First things first, I understand that this is a split tape and not a collaboration. Second, the first side actually starts with Josh Mason, so Eric has committed the unforgivable crime of listing the artist who appears on the B-Side first. If I were Josh Mason I’d be furious and would throw the full force of my entertainment lawyers at Eric for this alone. But I’ll step aside and let their respective attorneys deal with that. If you’re reading this Josh Mason, I’ll gladly assist you as a witness if this leads to any kind of legal action, unless, Eric offers to silence me with Tape Drift commodities.
Josh Mason’s music is really gorgeous, and I mean that. I’m listening to this in a cold apartment shortly after super-storm Sandy ravaged the tri-state area and it’s having a soothing effect on me. I’m also feeling particularly anxious because it’s Election Day and millions of people in this country will decide whether we get a moderate and somewhat conservative Democrat or an etch-a-sketch Republican who to appeal to a far-right base has pretty much turned into a moderate fascist. But thanks to Josh Mason’s minimal guitar chords backed-up by reel-to-reel generated background noise (sounds kind of like one of those “Environments” LPs with the sound of a crackling fire playing in the background mixed with someone crumpling balls of paper and throwing them at a waste basket but missing) I’m feeling a little more at peace. This is not my cup-of-tea, most of the time (because I haven’t been feeling very contemplative as of late), but the different layers of sound capture my attention and make me want to discover more. I’d really like to see this music happening live, maybe inside a warm and well-lit log cabin with a blazing fireplace and a view of a frozen lake. A hot cup of coffee in my hands would be nice too. These sounds are warm, my only complaint: this side is too short and leaves me feeling like I’ve been cut-off from a more extended performance.

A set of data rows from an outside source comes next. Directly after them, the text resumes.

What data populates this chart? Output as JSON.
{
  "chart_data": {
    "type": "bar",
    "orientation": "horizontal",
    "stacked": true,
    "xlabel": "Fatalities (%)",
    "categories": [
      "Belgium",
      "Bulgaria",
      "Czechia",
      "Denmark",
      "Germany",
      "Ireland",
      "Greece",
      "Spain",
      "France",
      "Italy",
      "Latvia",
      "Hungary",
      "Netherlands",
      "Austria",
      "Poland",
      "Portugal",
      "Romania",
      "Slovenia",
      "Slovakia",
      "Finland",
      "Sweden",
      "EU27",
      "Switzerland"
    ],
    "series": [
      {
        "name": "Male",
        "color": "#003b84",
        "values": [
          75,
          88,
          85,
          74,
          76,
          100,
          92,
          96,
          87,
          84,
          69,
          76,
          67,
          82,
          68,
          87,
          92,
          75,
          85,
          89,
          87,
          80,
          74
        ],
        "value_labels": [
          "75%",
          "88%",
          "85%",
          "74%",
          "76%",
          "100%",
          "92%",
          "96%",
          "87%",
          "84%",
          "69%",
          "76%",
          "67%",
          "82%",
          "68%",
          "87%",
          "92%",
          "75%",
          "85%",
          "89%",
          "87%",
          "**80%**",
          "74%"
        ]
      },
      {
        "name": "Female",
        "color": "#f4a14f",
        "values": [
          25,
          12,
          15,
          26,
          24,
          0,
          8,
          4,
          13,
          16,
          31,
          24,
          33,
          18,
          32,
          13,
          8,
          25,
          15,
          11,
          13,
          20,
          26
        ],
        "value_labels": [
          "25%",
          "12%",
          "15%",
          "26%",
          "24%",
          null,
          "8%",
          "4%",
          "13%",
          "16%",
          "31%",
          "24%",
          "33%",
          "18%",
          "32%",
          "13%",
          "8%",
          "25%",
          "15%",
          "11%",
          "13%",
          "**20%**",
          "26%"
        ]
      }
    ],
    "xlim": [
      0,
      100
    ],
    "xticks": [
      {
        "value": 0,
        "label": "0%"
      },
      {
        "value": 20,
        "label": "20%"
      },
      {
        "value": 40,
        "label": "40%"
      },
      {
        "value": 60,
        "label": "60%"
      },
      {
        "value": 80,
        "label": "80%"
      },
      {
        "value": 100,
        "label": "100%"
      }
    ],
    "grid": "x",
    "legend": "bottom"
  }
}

The general theme of the release is that both artists used a TEAC 3440 reel-to-reel and while Mason seems to use the loops more as a background to complement his guitar playing, McLaughlin employs it as his main instrument on his side of the tape.

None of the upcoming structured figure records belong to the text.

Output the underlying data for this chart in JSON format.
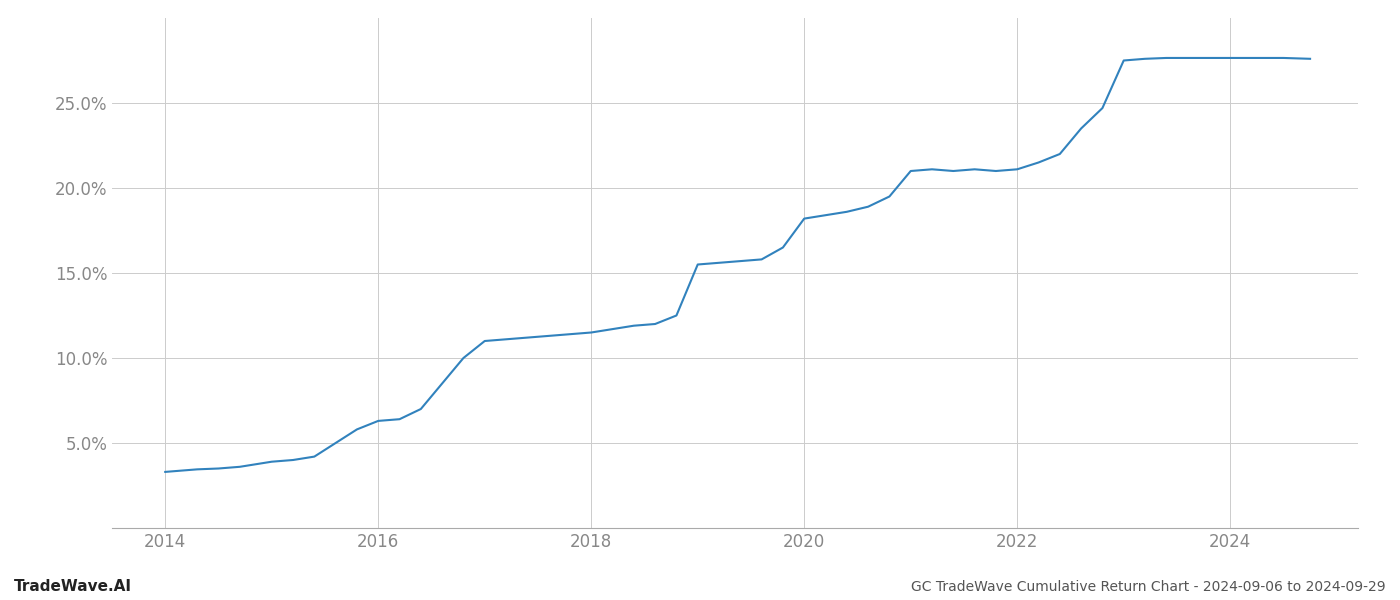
{
  "title": "GC TradeWave Cumulative Return Chart - 2024-09-06 to 2024-09-29",
  "watermark": "TradeWave.AI",
  "line_color": "#3182bd",
  "line_width": 1.5,
  "background_color": "#ffffff",
  "grid_color": "#cccccc",
  "x_years": [
    2014.0,
    2014.1,
    2014.2,
    2014.3,
    2014.5,
    2014.7,
    2014.9,
    2015.0,
    2015.2,
    2015.4,
    2015.6,
    2015.8,
    2016.0,
    2016.2,
    2016.4,
    2016.6,
    2016.8,
    2017.0,
    2017.2,
    2017.4,
    2017.6,
    2017.8,
    2018.0,
    2018.2,
    2018.4,
    2018.6,
    2018.8,
    2019.0,
    2019.2,
    2019.4,
    2019.6,
    2019.8,
    2020.0,
    2020.2,
    2020.4,
    2020.6,
    2020.8,
    2021.0,
    2021.2,
    2021.4,
    2021.6,
    2021.8,
    2022.0,
    2022.2,
    2022.4,
    2022.6,
    2022.8,
    2023.0,
    2023.2,
    2023.4,
    2023.6,
    2023.8,
    2024.0,
    2024.5,
    2024.75
  ],
  "y_values": [
    3.3,
    3.35,
    3.4,
    3.45,
    3.5,
    3.6,
    3.8,
    3.9,
    4.0,
    4.2,
    5.0,
    5.8,
    6.3,
    6.4,
    7.0,
    8.5,
    10.0,
    11.0,
    11.1,
    11.2,
    11.3,
    11.4,
    11.5,
    11.7,
    11.9,
    12.0,
    12.5,
    15.5,
    15.6,
    15.7,
    15.8,
    16.5,
    18.2,
    18.4,
    18.6,
    18.9,
    19.5,
    21.0,
    21.1,
    21.0,
    21.1,
    21.0,
    21.1,
    21.5,
    22.0,
    23.5,
    24.7,
    27.5,
    27.6,
    27.65,
    27.65,
    27.65,
    27.65,
    27.65,
    27.6
  ],
  "xlim": [
    2013.5,
    2025.2
  ],
  "ylim": [
    0.0,
    30.0
  ],
  "yticks": [
    5.0,
    10.0,
    15.0,
    20.0,
    25.0
  ],
  "xticks": [
    2014,
    2016,
    2018,
    2020,
    2022,
    2024
  ],
  "tick_label_color": "#888888",
  "title_fontsize": 10,
  "watermark_fontsize": 11,
  "tick_fontsize": 12
}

Nathan McLaughlin’s side has less of a flow than Mason’s. It’s also entirely different, which is a really good thing in my book. There’s nothing more dull than listening to a split release where both artists sound alike. On his side, McLaughlin basically does reel-to-reel tape musique concrète, which kicks off with some banjo plucking and then moves into much more abstract territory. Very minimal sounding loops move from loud to quiet, the banjo pops up again and then gets sucked into other noises. It gets really good for me during the middle when it turns into a much more opaque sounding and slightly decaying loop. I could probably listen to that middle track on it’s own, hearing it slowly decay for up to 30 or 45 minutes and I’d be delighted, but that track is short, it ends, and then it goes back to different short-burst of loops. Musique concrète is a tough sell for me, because, well… for starters, the sounds created by McLaughlin sound atemporal and impersonal, and they don’t sound all that different then something that could have been recorded by Pierre Schaeffer himself or any of the artists affiliated with the GRMC, so it’s as if an entire approach to composition which was started in the first half of the 20th Century hasn’t progressed an inch into the 21st. Of course, that’s not true… its influence is palpable in most forms of popular music with the use of sampling, looping, re-mixing, etc but McLaughlin doesn’t seem to be innovating on the technique. I’m sure these recordings were super fun to execute and possibly even to watch happening live, but it isn’t all that captivating to listen to from a stereo.
I recently saw a live set by Pete Swanson in Brooklyn where his entire set up was basically just a reel-to-reel playing the same sound (a hard techno beat) repeating over and over and growing louder and louder, needless to say it was the least interesting set I have ever seen from an experimental musician and it made me think I was in a dance club, the young kids with Justin Bieber haircuts in the audience loved it though. Not that there’s anything wrong with dancing, I just cant’ go there. I’m all for rescuing and bringing back old analog equipment, but if we’re going to do that, let’s add something to it, let’s build on it.
Overall another solid release from Tape Drift and a rewarding listen from both sides especially if you’re not a cynical bastard such as myself.